In de binnenstad zijn een aantal locaties benoemd die geschikt worden geacht als standplaats voor (oliebollen)kramen. Aan deze locaties worden eisen gesteld qua tijdsduur, aan de massa (afmetingen van het te plaatsen object) en aan verschijningsvorm (referentiebeelden).

 

De volgende locaties blijven/ komen voor een standplaats voor een oliebollenkraam in aanmerking:

1. Locatie Prins Hendrikbrug (huidige locatie oliebollenkraam)

  • a.

    max. afmetingen 4 X 6 X 3 meter

  • b.

    1-3 gesloten zijden toegestaan (rugzijde is westzijde)

  • c.

    periode van 1 november t/m 31 december

  • d.

    voorzieningen aanwezig

  • e.

    toekomst wordt bepaald door de plannen voor eventuele aanpassing Prins Hendrikburg

2. Locatie Lange Pijp (huidige lokatie oliebollenkraam)

  • a.

    max. afmetingen 4 X 6 X 3 meter

  • b.

    1-3 gesloten zijden toegestaan (rugzijde is noordzijde)

  • c.

    maximale tijdsduur van november t/m januari

  • d.

    voorzieningen aanwezig

  • e.

    binnen kernwinkelgebied A-lokatie

3. Locatie de Westerpijp

  • a.

    geen oliebollenverkoop

  • b.

    max. afmetingen 3 X 4 X 3 meter

  • c.

    max. 3 gesloten zijden toegestaan (rugzijde stadskantoor)

  • d.

    maximale tijdsduur 12 maanden

  • e.

    kraam niet aanwezig tijdens de sluitingsuren van de aangrenzende winkels

  • f.

    nog geen voorzieningen aanwezig

 

Afhankelijk van toekomstige ontwikkelingen zijn de mogelijke nieuwe locaties:

 

4. Locatie Brol noordzijde (max. Afmetingen 4 X 6 X 3 meter)

5. het Wilhelminaplein mits dit niet ten koste gaat van de oppervlakte van de markt (7000 m2)

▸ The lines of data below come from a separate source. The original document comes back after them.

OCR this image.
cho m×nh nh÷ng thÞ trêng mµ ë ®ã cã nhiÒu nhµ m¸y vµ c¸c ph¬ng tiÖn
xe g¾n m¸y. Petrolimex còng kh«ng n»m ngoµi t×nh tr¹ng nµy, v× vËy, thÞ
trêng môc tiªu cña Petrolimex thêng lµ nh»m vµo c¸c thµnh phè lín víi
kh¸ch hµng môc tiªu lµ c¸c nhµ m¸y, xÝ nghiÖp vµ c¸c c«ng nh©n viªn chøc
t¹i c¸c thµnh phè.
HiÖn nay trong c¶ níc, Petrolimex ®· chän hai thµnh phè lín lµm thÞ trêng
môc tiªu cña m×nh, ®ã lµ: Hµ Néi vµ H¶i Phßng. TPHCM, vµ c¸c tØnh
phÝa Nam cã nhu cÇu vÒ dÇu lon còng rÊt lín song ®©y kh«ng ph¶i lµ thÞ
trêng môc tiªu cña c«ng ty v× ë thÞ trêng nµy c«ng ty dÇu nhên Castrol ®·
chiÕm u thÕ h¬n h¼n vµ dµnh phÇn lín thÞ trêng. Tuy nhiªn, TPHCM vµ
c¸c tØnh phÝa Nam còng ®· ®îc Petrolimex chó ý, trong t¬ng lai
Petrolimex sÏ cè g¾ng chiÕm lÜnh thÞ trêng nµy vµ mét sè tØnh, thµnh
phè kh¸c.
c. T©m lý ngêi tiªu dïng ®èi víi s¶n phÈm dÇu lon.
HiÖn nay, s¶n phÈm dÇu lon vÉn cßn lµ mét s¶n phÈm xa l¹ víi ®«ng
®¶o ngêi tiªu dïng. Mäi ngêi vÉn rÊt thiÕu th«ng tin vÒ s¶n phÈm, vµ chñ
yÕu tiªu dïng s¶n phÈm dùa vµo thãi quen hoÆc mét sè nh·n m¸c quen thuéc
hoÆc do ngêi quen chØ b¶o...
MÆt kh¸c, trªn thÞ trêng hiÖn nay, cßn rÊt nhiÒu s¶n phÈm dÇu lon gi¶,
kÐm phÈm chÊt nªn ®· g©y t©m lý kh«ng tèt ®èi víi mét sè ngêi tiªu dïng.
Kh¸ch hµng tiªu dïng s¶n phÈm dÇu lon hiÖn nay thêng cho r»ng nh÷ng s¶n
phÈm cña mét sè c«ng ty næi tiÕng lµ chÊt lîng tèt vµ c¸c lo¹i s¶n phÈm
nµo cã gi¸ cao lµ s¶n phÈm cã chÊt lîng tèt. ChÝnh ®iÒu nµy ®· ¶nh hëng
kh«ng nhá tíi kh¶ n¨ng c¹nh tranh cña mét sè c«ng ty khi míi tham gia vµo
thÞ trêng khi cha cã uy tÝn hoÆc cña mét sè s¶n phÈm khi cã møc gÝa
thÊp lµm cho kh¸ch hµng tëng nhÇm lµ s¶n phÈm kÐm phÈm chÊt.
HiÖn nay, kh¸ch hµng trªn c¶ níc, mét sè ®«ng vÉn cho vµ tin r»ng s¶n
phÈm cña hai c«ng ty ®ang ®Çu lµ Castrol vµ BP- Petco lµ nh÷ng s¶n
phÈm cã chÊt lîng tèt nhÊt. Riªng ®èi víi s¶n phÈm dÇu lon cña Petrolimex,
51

6. het Beursplein kruispunt Zaailand/Beursplein (als mogelijk alternatief voor de kraam op de Prins Hendrikbrug)

 

Het totaal aantal standplaatsen in de binnenstad bedraagt hiermee maximaal 6.

 

De eerste 3 standplaatsen worden conform het gestelde in de Apv 5.2.3 lid 4b vastgesteld.Het college heeft daarin de bevoegdheid gekregen om een lijst van vaste standplaatsen vast te stellen.

 

Voor de locatie van de standplaats tegenover de Hema/hoek Lange Pijp: de zogenaamde flaneerzône langs de gracht is gekozen voor een uitsterfbeleid. Momenteel is deze standplaats in gebruik voor de verkoop van bloemen: (Blomke van Romke). De afgegeven vergunning is niet overdraagbaar en de locatie wordt niet opgenomen als standplaats in deze notitie.

 

Langdurende evenementen

Dit zijn evenementen waarvoor vergunning wordt verleend voor het gebruik van de openbare ruimte door BOR en die langer duren dan 7 dagen. Voorbeelden hiervan zijn: een kunstijsbaan op de stadsgracht, een kerstmarkt, de verkoop van kerstbomen, etc.

 

De al eerder onder kortdurende activiteiten genoemde procedure voor vergunningverlening dient te worden gevolgd. Het is afhankelijk van de locatie in de binnenstad (al dan niet bijzonder kwetsbaar of kwetsbaar gebied) of een ruimtelijke toets plaatsvindt.

 

Voor de kermis op het Wilhelminaplein wordt geen ruimtelijke toets door stedenbouw uitgevoerd. Zo lang men zich kan heugen wordt de kermis al jaarlijks op het Wilhelminaplein gehouden. Het houden van een kermis draagt belangrijk bij aan de levendigheid in de binnenstad. De technische ruimtelijke voorwaarden (belasting van de parkeergarage) , de voorwaarden die de attracties stellen (steeds grotere afmetingen) maken het alleen met veel passen en meten nog mogelijk om deze bovenregionale activiteit in de binnenstad te houden.